The SDK build owns integrity fields. Source descriptors use pending, and published descriptors contain final values.

Use different remote names and build directories for different targets. A desktop and mobile target can expose different modules while retaining the same package and release identity.

Contributions

Contributions connect a stable contribution ID to one or more target exposes. Common kinds include:

KindPurpose
ui.surfaceMount an interactive platform surface
ui.renderer and chat.blockRender declared content in a supported host location
tool, action.command, prompt, and skillRun host-invoked behavior
specialist and workflowProvide reusable agent or workflow behavior
mcp.*Provide supported Model Context Protocol contributions
miniappGroup related contribution IDs into one installable app
permission.catalogDeclare assignable actions and consent policy

The JSON Schema is authoritative for all supported kinds and their options.
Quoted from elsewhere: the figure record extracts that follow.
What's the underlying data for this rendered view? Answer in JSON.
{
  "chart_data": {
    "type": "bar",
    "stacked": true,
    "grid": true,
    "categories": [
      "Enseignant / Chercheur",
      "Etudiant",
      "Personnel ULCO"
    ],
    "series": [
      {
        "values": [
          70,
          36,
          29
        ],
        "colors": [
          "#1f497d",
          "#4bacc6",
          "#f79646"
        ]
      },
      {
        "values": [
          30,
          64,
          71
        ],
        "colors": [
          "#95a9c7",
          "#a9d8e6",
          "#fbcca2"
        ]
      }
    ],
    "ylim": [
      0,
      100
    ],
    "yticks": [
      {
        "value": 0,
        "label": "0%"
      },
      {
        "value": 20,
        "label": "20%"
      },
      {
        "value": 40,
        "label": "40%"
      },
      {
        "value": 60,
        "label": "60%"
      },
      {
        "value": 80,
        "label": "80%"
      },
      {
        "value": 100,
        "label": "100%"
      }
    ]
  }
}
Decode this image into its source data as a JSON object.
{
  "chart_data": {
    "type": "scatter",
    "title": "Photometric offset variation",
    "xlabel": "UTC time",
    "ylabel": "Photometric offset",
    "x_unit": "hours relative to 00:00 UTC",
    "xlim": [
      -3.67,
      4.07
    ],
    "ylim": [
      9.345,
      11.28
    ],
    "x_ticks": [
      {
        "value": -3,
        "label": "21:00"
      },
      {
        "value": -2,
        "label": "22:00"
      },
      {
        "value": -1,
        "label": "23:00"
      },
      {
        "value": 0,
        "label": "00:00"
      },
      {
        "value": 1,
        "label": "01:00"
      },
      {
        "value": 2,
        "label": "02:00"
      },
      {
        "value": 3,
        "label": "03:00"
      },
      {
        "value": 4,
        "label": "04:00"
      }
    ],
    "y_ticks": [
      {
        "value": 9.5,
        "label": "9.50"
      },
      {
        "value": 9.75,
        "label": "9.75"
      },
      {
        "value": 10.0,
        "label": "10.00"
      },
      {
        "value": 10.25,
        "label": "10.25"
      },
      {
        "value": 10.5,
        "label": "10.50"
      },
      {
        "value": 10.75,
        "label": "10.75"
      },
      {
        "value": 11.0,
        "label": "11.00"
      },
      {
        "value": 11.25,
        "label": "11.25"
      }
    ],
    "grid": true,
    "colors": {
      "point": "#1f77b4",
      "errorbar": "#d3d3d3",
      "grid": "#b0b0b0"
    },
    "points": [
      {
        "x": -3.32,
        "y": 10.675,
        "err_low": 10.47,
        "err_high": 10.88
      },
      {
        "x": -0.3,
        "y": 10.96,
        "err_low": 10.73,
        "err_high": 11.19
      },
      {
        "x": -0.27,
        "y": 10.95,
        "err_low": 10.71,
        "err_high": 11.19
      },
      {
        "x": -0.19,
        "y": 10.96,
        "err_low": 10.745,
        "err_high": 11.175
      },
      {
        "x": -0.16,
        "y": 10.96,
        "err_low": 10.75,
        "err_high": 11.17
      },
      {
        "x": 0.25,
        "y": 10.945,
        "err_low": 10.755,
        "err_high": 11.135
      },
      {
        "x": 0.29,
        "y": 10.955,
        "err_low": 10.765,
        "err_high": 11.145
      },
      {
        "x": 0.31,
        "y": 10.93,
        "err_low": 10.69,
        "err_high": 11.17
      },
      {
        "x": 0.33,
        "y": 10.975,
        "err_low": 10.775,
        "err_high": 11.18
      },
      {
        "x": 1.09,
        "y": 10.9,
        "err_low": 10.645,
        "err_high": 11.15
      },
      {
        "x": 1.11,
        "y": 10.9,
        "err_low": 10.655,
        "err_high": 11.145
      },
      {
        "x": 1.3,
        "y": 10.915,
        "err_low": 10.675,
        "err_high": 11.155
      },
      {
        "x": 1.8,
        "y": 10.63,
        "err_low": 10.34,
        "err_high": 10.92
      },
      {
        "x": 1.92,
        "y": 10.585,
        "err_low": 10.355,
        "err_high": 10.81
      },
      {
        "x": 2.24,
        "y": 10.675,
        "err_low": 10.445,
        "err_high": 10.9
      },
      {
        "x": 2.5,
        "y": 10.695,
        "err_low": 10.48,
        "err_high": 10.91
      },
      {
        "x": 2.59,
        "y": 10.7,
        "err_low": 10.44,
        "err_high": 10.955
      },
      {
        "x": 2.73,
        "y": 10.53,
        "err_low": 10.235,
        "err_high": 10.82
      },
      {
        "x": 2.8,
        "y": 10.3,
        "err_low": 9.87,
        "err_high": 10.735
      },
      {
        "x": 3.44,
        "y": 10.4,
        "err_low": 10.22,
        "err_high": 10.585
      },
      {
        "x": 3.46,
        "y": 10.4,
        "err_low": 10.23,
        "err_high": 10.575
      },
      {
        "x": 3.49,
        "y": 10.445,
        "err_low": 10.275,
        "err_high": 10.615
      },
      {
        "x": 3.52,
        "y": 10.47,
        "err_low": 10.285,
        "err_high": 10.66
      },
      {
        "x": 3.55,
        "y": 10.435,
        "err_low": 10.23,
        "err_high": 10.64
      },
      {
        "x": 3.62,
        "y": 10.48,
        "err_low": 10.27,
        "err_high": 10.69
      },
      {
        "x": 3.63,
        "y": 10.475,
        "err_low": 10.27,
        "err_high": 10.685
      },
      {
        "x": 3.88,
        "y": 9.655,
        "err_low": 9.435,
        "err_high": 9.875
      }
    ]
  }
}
Every target selected by a contribution must exist in the package target map, and every expose must exist in that target's locked Federation graph. A mismatch fails before activation.

Authorization

Use authorization.allOf for named permission actions and authorization.effects to describe protected effects. Keep requested access specific to the contribution and scope.

Manifest declarations do not give code direct access. They let the host evaluate policy and consent when the contribution requests an SDK operation.

Events

Declare events under the top-level events object and list contribution-specific event names in publishes or subscribes. Match event payloads to the declared schema and version.

Use context.events from the surface mount contract to publish and subscribe. Undeclared event names can be rejected by the host.

Presentation Assets

Declare passive SVG or PNG presentation assets with their media type, package-relative path, sizes, and theme. Build tooling verifies and locks the bytes.

Package code should resolve runtime assets through resolvePackageAssetUrl. Do not build asset URLs from a host origin or an absolute filesystem path.